Subject leaders have thought carefully about what they want pupils to learn and in what order. Teachers have strong subject knowledge.

They frequently revisit previous learning to help pupils recall it. Many pupils can clearly explain their learning. For example, Year 11 history pupils could confidently explain the effects of the Norman conquest during the medieval period.

However, some pupils' progress is not always as strong as it could be because not all teachers check carefully enough that pupils have grasped key concepts before moving on to new content.

Teachers and leaders have high expectations. They expect all pupils to try hard and to complete work to a high standard.

Consequently, current pupils, including many with SEND, are achieving well. However, not all staff adapt lesson content well enough to carefully meet the needs of pupils with SEND. This means they do not always learn as much as they could.

Leaders have introduced effective strategies to reduce suspensions. Staff help pupils to resolve disagreements with their peers so that repeat offences are declining. The behaviour policy is clear, and most teachers follow it well.

Some pupils do not attend school regularly enough. Leaders work tirelessly to help them overcome any barriers to coming to school. A range of strategies are in place to encourage better attendance such as a breakfast club, the use of the school's multi-gym and an attendance raffle.

Pupils' personal development is prioritised. Pupils are enthusiastic about their 'life education' lessons during which they learn about British values and how to stay safe and healthy. During tutor time, pupils practise mindfulness techniques and enjoy their weekly debate about current affairs.

Careers education is a strength of the school. From Year 7 onwards, pupils benefit from a rich programme, including visits from external speakers and work experience. Consequently, pupils are very well prepared for their next steps.

Increasingly they are choosing ambitious courses at post-16 institutions.

Staff are loyal and committed to the school.

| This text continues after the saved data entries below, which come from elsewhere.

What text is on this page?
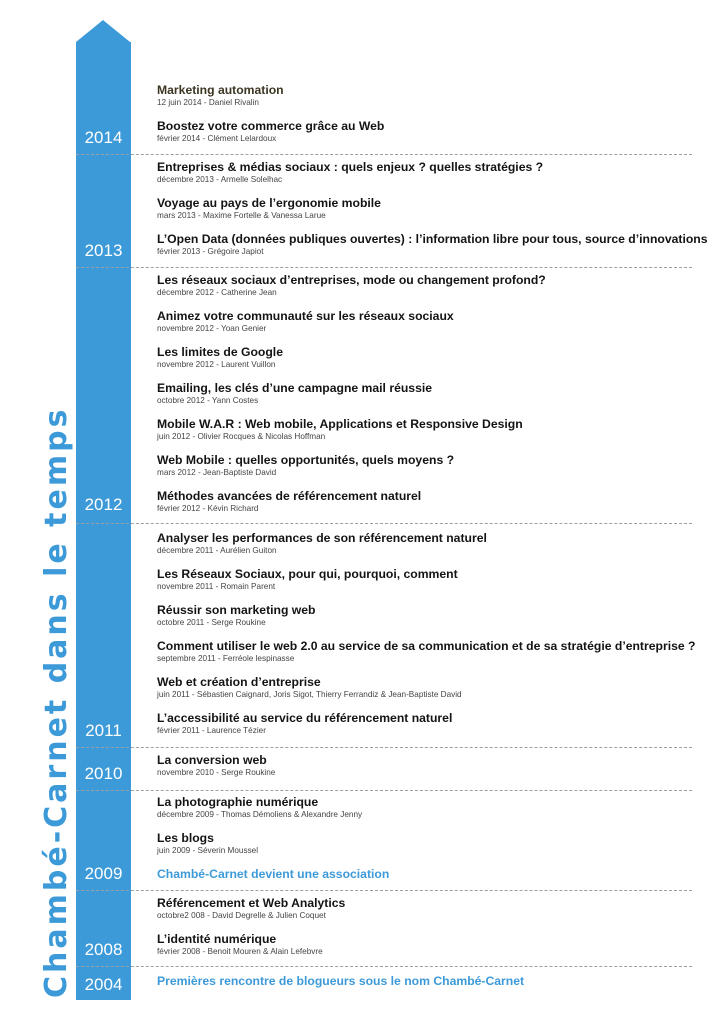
Chambé-Carnet dans le temps
2014
2013
2012
2011
2010
2009
2008
2004
Marketing automation
12 juin 2014 - Daniel Rivalin
Boostez votre commerce grâce au Web
février 2014 - Clément Lelardoux
Entreprises & médias sociaux : quels enjeux ? quelles stratégies ?
décembre 2013 - Armelle Solelhac
Voyage au pays de l’ergonomie mobile
mars 2013 - Maxime Fortelle & Vanessa Larue
L’Open Data (données publiques ouvertes) : l’information libre pour tous, source d’innovations
février 2013 - Grégoire Japiot
Les réseaux sociaux d’entreprises, mode ou changement profond?
décembre 2012 - Catherine Jean
Animez votre communauté sur les réseaux sociaux
novembre 2012 - Yoan Genier
Les limites de Google
novembre 2012 - Laurent Vuillon
Emailing, les clés d’une campagne mail réussie
octobre 2012 - Yann Costes
Mobile W.A.R : Web mobile, Applications et Responsive Design
juin 2012 - Olivier Rocques & Nicolas Hoffman
Web Mobile : quelles opportunités, quels moyens ?
mars 2012 - Jean-Baptiste David
Méthodes avancées de référencement naturel
février 2012 - Kévin Richard
Analyser les performances de son référencement naturel
décembre 2011 - Aurélien Guiton
Les Réseaux Sociaux, pour qui, pourquoi, comment
novembre 2011 - Romain Parent
Réussir son marketing web
octobre 2011 - Serge Roukine
Comment utiliser le web 2.0 au service de sa communication et de sa stratégie d’entreprise ?
septembre 2011 - Ferréole lespinasse
Web et création d’entreprise
juin 2011 - Sébastien Caignard, Joris Sigot, Thierry Ferrandiz & Jean-Baptiste David
L’accessibilité au service du référencement naturel
février 2011 - Laurence Tézier
La conversion web
novembre 2010 - Serge Roukine
La photographie numérique
décembre 2009 - Thomas Démoliens & Alexandre Jenny
Les blogs
juin 2009 - Séverin Moussel
Chambé-Carnet devient une association
Référencement et Web Analytics
octobre2 008 - David Degrelle & Julien Coquet
L’identité numérique
février 2008 - Benoit Mouren & Alain Lefebvre
Premières rencontre de blogueurs sous le nom Chambé-Carnet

They are very positive about the support leaders provide, including professional development for those new to teaching.

They appreciate that leaders think carefully about their workload and well-being and provide high-quality training for them. Staff from the trust are relentless in their drive to fulfil the school's mission of 'creating bright futures for all'. They are very able professionals who support and challenge the school in equal measure.

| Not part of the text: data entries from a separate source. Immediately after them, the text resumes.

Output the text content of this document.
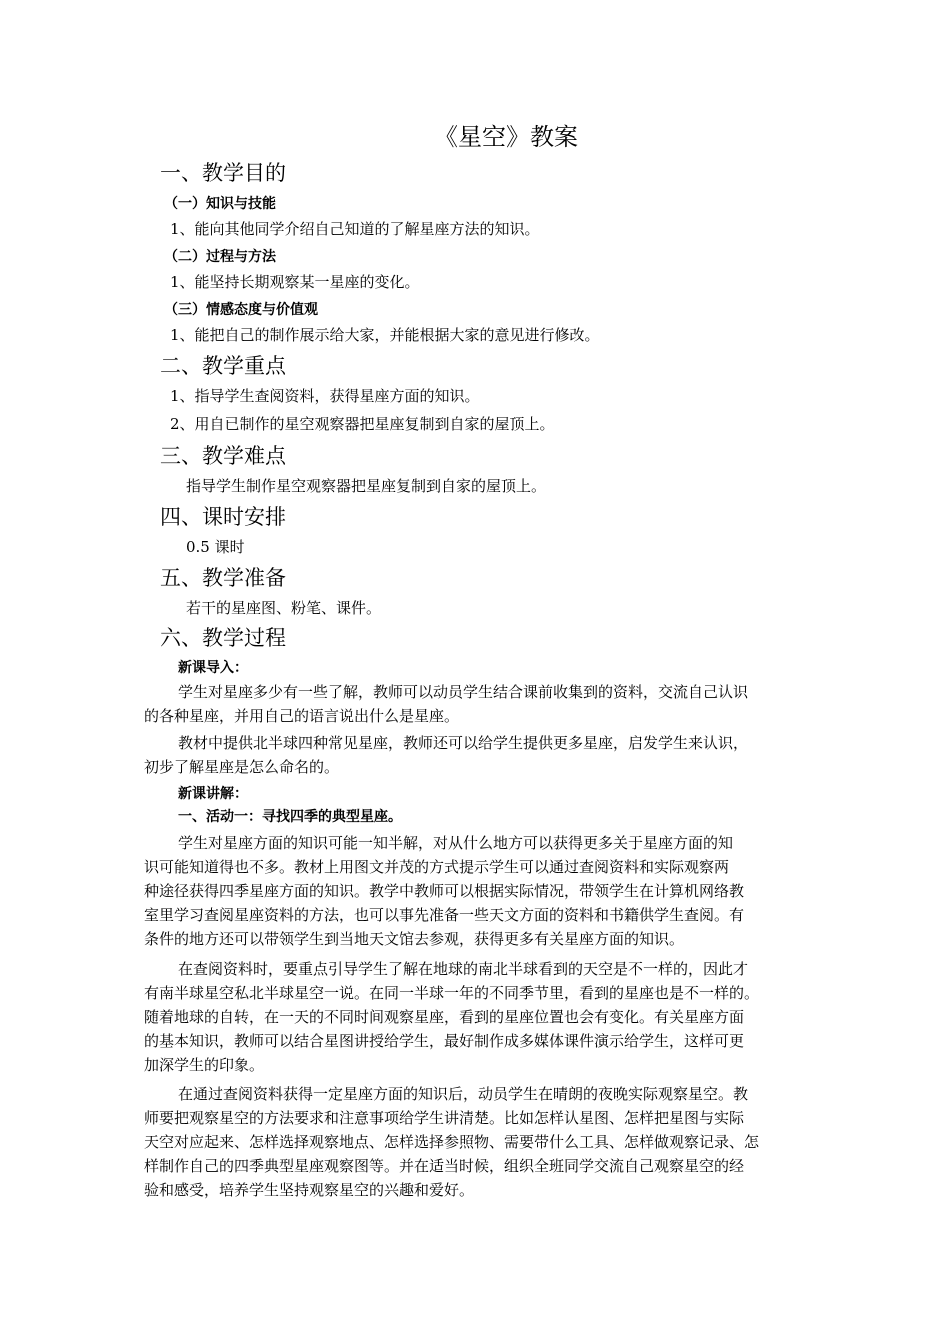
《星空》教案
一、教学目的
（一）知识与技能
1、能向其他同学介绍自己知道的了解星座方法的知识。
（二）过程与方法
1、能坚持长期观察某一星座的变化。
（三）情感态度与价值观
1、能把自己的制作展示给大家，并能根据大家的意见进行修改。
二、教学重点
1、指导学生查阅资料，获得星座方面的知识。
2、用自已制作的星空观察器把星座复制到自家的屋顶上。
三、教学难点
指导学生制作星空观察器把星座复制到自家的屋顶上。
四、课时安排
0.5 课时
五、教学准备
若干的星座图、粉笔、课件。
六、教学过程
新课导入：
学生对星座多少有一些了解，教师可以动员学生结合课前收集到的资料，交流自己认识
的各种星座，并用自己的语言说出什么是星座。
教材中提供北半球四种常见星座，教师还可以给学生提供更多星座，启发学生来认识，
初步了解星座是怎么命名的。
新课讲解：
一、活动一：寻找四季的典型星座。
学生对星座方面的知识可能一知半解，对从什么地方可以获得更多关于星座方面的知
识可能知道得也不多。教材上用图文并茂的方式提示学生可以通过查阅资料和实际观察两
种途径获得四季星座方面的知识。教学中教师可以根据实际情况，带领学生在计算机网络教
室里学习查阅星座资料的方法，也可以事先准备一些天文方面的资料和书籍供学生查阅。有
条件的地方还可以带领学生到当地天文馆去参观，获得更多有关星座方面的知识。
在查阅资料时，要重点引导学生了解在地球的南北半球看到的天空是不一样的，因此才
有南半球星空私北半球星空一说。在同一半球一年的不同季节里，看到的星座也是不一样的。
随着地球的自转，在一天的不同时间观察星座，看到的星座位置也会有变化。有关星座方面
的基本知识，教师可以结合星图讲授给学生，最好制作成多媒体课件演示给学生，这样可更
加深学生的印象。
在通过查阅资料获得一定星座方面的知识后，动员学生在晴朗的夜晚实际观察星空。教
师要把观察星空的方法要求和注意事项给学生讲清楚。比如怎样认星图、怎样把星图与实际
天空对应起来、怎样选择观察地点、怎样选择参照物、需要带什么工具、怎样做观察记录、怎
样制作自己的四季典型星座观察图等。并在适当时候，组织全班同学交流自己观察星空的经
验和感受，培养学生坚持观察星空的兴趣和爱好。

The arrangements for safeguarding are effective.

Safeguarding processes are very well led by highly experienced staff. All staff know what to do if they are worried about a pupil.

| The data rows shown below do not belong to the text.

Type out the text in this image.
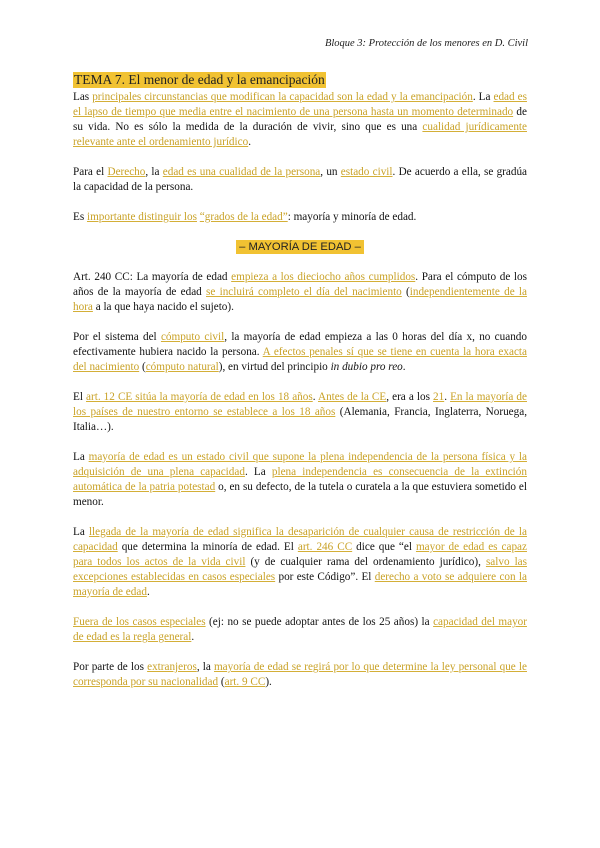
Bloque 3: Protección de los menores en D. Civil
TEMA 7. El menor de edad y la emancipación

Las principales circunstancias que modifican la capacidad son la edad y la emancipación. La edad es el lapso de tiempo que media entre el nacimiento de una persona hasta un momento determinado de su vida. No es sólo la medida de la duración de vivir, sino que es una cualidad jurídicamente relevante ante el ordenamiento jurídico.

Para el Derecho, la edad es una cualidad de la persona, un estado civil. De acuerdo a ella, se gradúa la capacidad de la persona.

Es importante distinguir los “grados de la edad”: mayoría y minoría de edad.

– MAYORÍA DE EDAD –

Art. 240 CC: La mayoría de edad empieza a los dieciocho años cumplidos. Para el cómputo de los años de la mayoría de edad se incluirá completo el día del nacimiento (independientemente de la hora a la que haya nacido el sujeto).

Por el sistema del cómputo civil, la mayoría de edad empieza a las 0 horas del día x, no cuando efectivamente hubiera nacido la persona. A efectos penales sí que se tiene en cuenta la hora exacta del nacimiento (cómputo natural), en virtud del principio in dubio pro reo.

El art. 12 CE sitúa la mayoría de edad en los 18 años. Antes de la CE, era a los 21. En la mayoría de los países de nuestro entorno se establece a los 18 años (Alemania, Francia, Inglaterra, Noruega, Italia…).

La mayoría de edad es un estado civil que supone la plena independencia de la persona física y la adquisición de una plena capacidad. La plena independencia es consecuencia de la extinción automática de la patria potestad o, en su defecto, de la tutela o curatela a la que estuviera sometido el menor.

La llegada de la mayoría de edad significa la desaparición de cualquier causa de restricción de la capacidad que determina la minoría de edad. El art. 246 CC dice que “el mayor de edad es capaz para todos los actos de la vida civil (y de cualquier rama del ordenamiento jurídico), salvo las excepciones establecidas en casos especiales por este Código”. El derecho a voto se adquiere con la mayoría de edad.

Fuera de los casos especiales (ej: no se puede adoptar antes de los 25 años) la capacidad del mayor de edad es la regla general.

Por parte de los extranjeros, la mayoría de edad se regirá por lo que determine la ley personal que le corresponda por su nacionalidad (art. 9 CC).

Reporting systems are very robust, and staff attend to referrals quickly. Leaders have strong links with outside agencies, and they persist if these agencies fail to respond adequately. Training for staff is regular and of high quality.

Staff from the trust monitor safeguarding arrangements rigorously.

Pupils are taught how to stay safe from the risks posed by drugs and alcohol abuse, for example, as well as online safety. They know that the 'Hub' staff will help them if they need support.

What does the school need to do to improve?

(Information for the school and appropriate authority)

• Sometimes teachers move on to new learning before checking that pupils have understood what is being taught. When this happens, some pupils struggle with the learning that follows. Leaders should ensure that teachers thoroughly check that pupils have grasped key knowledge and concepts before moving on so that pupils' learning is securely embedded in their memory.

• Some staff are not always adapting the curriculum well enough to meet the needs of pupils with SEND. Consequently, some pupils with SEND do not achieve sufficiently well. Leaders should ensure that staff receive appropriate training to adapt the curriculum to meet the needs of pupils with SEND so that they are supported to do as well as they can.

• All pupils do not attend as regularly as they should. This means they miss out on valuable learning opportunities. Leaders should continue to prioritise their work with families so that pupils attend school more regularly.